Glioblastoma multiforme and medulloblastoma are highly heterogeneous and particularly aggressive brain tumors. Despite typically treatments (i.e surgery, chemotherapy and radiation therapy), both cancers usually recur. More recent molecular classifications of GBM and MB have highlighted the heterogeneity that exists within pathological subtypes pointing out the role of different developmental signaling pathways in cancer pathogenesis. Due to this heterogeneity, standard therapies provide poor positive outcomes. However, based on cancer similarities, all different types of tumors start from a relatively small fraction of tumor cells, that have the ability to proliferate and maintain tumor growth.

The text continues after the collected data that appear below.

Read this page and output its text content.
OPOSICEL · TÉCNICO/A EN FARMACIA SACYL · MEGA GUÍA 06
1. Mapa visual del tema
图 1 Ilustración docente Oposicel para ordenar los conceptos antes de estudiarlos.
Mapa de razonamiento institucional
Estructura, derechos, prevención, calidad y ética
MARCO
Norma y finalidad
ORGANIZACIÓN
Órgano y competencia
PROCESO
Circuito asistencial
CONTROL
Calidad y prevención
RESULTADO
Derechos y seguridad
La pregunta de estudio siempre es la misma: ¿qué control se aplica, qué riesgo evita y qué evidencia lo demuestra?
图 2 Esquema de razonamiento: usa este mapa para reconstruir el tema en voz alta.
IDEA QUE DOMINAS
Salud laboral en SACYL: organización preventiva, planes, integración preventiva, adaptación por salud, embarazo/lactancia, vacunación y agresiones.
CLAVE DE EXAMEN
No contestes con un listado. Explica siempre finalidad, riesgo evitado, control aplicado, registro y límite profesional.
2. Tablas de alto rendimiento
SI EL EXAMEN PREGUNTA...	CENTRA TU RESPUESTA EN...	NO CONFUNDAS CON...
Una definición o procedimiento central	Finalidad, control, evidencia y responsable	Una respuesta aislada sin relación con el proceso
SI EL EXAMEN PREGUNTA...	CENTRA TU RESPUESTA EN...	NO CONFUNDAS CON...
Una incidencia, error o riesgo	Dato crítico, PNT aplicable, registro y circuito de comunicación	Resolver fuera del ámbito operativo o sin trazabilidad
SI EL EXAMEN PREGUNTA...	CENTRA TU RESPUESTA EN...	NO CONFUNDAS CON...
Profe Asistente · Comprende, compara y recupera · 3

All other cells of the bulk tumor are characterized by limited proliferative capacity and a more specified lineage potential. CSC populations are also termed tumor-initiating cells, because maintains two key properties: self-renewal and differentiation. Self-renewal is defined as the ability of a parental cell to generate an identical daughter cell and a second cell of the same or different phenotype, whereas through the process of differentiation a CSC is able to give rise to the heterogeneous cell lineages that constitute the original tumor. After this initial phase of tumor growth the CSCs become quiescent. The quiescence state is the survival strategy of cancer cells responsible for the later recurrence and relapses. Therefore, new and alternative treatment approaches are necessary to reduce not only long-term toxicity of radiotherapy or chemotherapeutic agents, but also to find a newer targeted therapeutic strategy for example targeting specifically CSCs. The goal of SUMCASTEC is to isolate selectively target quiescent malignant CSCs and subsequently induce a differentiation process to sensitize them to radio- chemotherapy treatments
SUMCASTEC explores radically new approach for cancer stem cells real time isolation and neutralization. A novel micro-optofluidic lab-on-chip (LOC) platform will be developed through a joint and iterative efforts by biologists, clinicians and engineers. For the first time, a single LOC will be able to deliver ultra-wide broadband radiation to compare cell spectral signatures, image subcellular features, and hence modulate CSCs microenvironment conditions with unprecedent space and time resolution. It will be driven to isolate CSCs from heterogeneous differentiated and stem cell populations, and force CSCs differentiation, ultimately inducing sensitivity to anticancer treatments. Extensive in vitro and in vivo testing along with biophysical modelling will validate the approach and establish the proof -of-principle within the project life-time, while laying the ground work for further development of future electrosurgical tools that will be capable CSCs neutralization in tissue.
The targeted scientific breakthrough in SUMCASTEC is the world’s first micro-optofluidic lab-on-chip platform enabling successively Cancer Stem Cells isolation via electromagnetic sensing and cell spectral signature identification, nanoscale imaging of targeted cells and their selective neutralization via electromagnetic radiations.